Das Ticket zum Neuanfang
2019 schenkt Nikola Blazenko ein Ticket zur Bar Convent, einer Fachmesse für Bar- und Getränkeindustrie in Berlin. Dort flammt die Idee vom Lokal in Nikola wieder auf. Kurz darauf entdeckt Nikolas Frau das Lokal in der Westbahnstraße 21. „Eigentlich hat es zweimal alleine nicht geklappt, aber ich versuche es ein drittes Mal und werde ihn [Anm.: Blazenko] fragen, ob er Lust hat, das mit mir zu machen“, erinnert sich Nikola zurück. Woran es bei den ersten Anläufen gescheitert ist, will ich wissen. „Meistens an den letzten behördlichen Schritten. Zum Beispiel sagt eine Behörde, dass wir doch keinen Schanigarten bewilligt bekommen, dann springt aber die Bank ab – ohne Schanigarten keine Förderung. Es ging immer um die Förderung.“
Mit Planung zum Erfolg
Schlussendlich schaffen sie es. Sie übernehmen das Lokal in der Westbahnstraße 21, das perfekt zum Konzept und Businessplan passt, den die beiden in den Folgemonaten akribisch erarbeiten. Sie bekommen einen Schanigarten, sie bekommen eine Förderung, sie renovieren das Lokal – das meiste in Eigenregie mit der Unterstützung von Freund:innen und Familie – eine:n Innenarchitekt:in engagieren sie nicht, weil ihre Ideen schon ganz klar geformt sind … und dann kommt Corona.

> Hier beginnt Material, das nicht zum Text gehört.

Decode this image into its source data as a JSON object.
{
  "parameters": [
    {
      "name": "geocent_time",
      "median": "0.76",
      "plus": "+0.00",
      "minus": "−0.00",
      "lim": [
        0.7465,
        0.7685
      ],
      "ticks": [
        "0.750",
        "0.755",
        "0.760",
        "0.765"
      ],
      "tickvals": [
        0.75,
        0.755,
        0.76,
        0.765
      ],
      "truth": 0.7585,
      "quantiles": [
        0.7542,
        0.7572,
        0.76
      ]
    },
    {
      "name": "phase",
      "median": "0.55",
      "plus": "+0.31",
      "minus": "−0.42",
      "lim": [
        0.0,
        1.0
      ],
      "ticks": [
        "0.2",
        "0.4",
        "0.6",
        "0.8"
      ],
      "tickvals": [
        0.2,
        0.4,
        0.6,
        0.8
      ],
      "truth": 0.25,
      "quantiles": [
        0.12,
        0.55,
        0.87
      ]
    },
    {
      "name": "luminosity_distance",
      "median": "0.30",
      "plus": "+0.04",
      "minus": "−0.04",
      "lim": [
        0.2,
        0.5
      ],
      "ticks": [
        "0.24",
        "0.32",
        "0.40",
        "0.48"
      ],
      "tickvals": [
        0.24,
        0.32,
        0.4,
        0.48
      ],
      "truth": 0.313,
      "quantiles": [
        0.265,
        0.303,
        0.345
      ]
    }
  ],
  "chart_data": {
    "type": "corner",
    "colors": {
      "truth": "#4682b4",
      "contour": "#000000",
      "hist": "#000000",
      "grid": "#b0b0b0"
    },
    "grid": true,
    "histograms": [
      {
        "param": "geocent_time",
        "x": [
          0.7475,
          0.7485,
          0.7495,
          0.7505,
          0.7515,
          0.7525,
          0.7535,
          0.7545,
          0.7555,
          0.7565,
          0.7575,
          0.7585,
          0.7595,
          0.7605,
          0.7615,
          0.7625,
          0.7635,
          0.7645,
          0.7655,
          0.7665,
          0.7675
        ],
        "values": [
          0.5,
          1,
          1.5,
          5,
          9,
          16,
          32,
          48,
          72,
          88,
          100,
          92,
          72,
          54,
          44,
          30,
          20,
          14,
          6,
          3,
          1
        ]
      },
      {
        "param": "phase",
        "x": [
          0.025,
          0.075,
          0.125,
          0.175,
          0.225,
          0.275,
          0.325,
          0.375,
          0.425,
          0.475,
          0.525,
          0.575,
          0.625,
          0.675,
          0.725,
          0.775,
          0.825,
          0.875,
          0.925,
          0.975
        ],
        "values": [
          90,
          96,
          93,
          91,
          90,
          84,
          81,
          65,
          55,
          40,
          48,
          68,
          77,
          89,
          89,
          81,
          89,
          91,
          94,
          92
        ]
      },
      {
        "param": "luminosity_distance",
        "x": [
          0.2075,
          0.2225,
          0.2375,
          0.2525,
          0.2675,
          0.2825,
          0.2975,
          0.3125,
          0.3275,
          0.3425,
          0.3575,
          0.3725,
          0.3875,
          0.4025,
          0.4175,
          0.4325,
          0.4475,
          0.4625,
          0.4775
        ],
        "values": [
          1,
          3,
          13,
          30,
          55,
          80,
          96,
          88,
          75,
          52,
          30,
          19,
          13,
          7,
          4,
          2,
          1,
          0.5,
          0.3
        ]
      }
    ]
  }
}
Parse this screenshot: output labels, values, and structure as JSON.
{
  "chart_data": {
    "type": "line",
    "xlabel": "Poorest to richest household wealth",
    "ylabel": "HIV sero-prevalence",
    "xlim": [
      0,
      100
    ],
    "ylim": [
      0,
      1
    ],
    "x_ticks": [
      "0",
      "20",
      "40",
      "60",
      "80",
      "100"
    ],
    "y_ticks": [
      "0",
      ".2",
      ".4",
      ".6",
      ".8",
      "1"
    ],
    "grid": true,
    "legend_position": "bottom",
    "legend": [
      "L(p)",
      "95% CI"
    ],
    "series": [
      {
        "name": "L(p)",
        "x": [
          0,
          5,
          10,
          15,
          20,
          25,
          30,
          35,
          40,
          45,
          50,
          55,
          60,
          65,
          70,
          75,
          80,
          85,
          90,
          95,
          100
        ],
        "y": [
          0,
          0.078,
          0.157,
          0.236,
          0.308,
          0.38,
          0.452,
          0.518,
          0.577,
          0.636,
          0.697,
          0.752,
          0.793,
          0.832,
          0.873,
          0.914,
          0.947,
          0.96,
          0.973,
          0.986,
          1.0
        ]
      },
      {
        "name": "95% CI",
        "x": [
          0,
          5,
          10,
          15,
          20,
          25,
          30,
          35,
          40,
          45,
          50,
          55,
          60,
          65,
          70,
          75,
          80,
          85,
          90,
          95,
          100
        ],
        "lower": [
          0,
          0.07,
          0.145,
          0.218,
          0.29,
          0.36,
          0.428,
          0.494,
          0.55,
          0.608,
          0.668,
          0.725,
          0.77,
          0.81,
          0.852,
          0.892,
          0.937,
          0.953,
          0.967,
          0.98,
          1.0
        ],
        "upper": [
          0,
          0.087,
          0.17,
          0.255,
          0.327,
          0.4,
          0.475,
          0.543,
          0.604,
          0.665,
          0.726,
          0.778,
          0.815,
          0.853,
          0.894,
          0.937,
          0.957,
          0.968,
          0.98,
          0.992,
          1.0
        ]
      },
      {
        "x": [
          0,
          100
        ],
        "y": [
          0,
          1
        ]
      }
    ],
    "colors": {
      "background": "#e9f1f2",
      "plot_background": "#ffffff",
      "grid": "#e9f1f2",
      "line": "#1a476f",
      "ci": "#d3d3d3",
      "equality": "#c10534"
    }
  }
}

Der erste Lockdown zieht ihnen den Boden unter den Füßen weg. Sie hängen mit ihrem gesamten Ersparten in dem Lokal, das sie nicht aufmachen können. Die Strukturen für einen Lieferservice haben sie zu dem Zeitpunkt nicht – und selbst wenn … keiner kennt die neue Coffee-Eatery-Bar.
Statt im April 2020 servieren sie ihr erstes Frühstück im Juni 2020.
Endlich!
Grätzlfeeling, Gänsehaut und Gastfreundschaft
Gekocht wird vorwiegend mit saisonalen und regionalen Produkten. Dementsprechend wird die Karte auch etwa viermal im Jahr der Saison angepasst. Das Fleisch kommt ausschließlich aus Österreich. Für die Burger Buns hat sich Das Vivet einen Bäcker ausgesucht. Die glutenfreien Produkte wie eine eigene Mehlmischung und glutenfreie Brötchen kommen ebenfalls von einem ausgesuchten Hersteller. Obst und Gemüse bezieht Das Vivet bei einem kleinen Händler. „Wir schauen vor allem auf Low-waste, deshalb bestellen wir auch jeden Tag Obst und Gemüse.“ Wenn dann doch einmal mehr Gäste kommen und sich die Kalkulation um eine Gurke oder ein paar Karotten nicht ausgeht, sind die Vivet-Guys kreativ: „Dann laufen wir zu unseren Nachbarn und fragen sie, ob sie uns aushelfen können – zu Berlin Döner oder I Terroni … Da gibt es ein paar“, lacht Blazenko, „die kennen wir alle.“ Und Nikola fügt hinzu: „Das ist ein Grätzl, wo man sich gegenseitig hilft. Das ist nicht Konkurrenz. Als wir hergekommen sind, haben die anderen gesagt: ‚Super, jetzt verbindet sich alles – Schottenfeldgasse, Zieglergasse … endlich schließt sich die Lücke und jeder profitiert von jedem.“ Hilfsbereitschaft und Gastfreundschaft beruhen auf Gegenseitigkeit. Vivet-Besprechungen werden bei Wolfgang Coffee oder anderen Nachbarn abgehalten, es ist ein Geben und Nehmen.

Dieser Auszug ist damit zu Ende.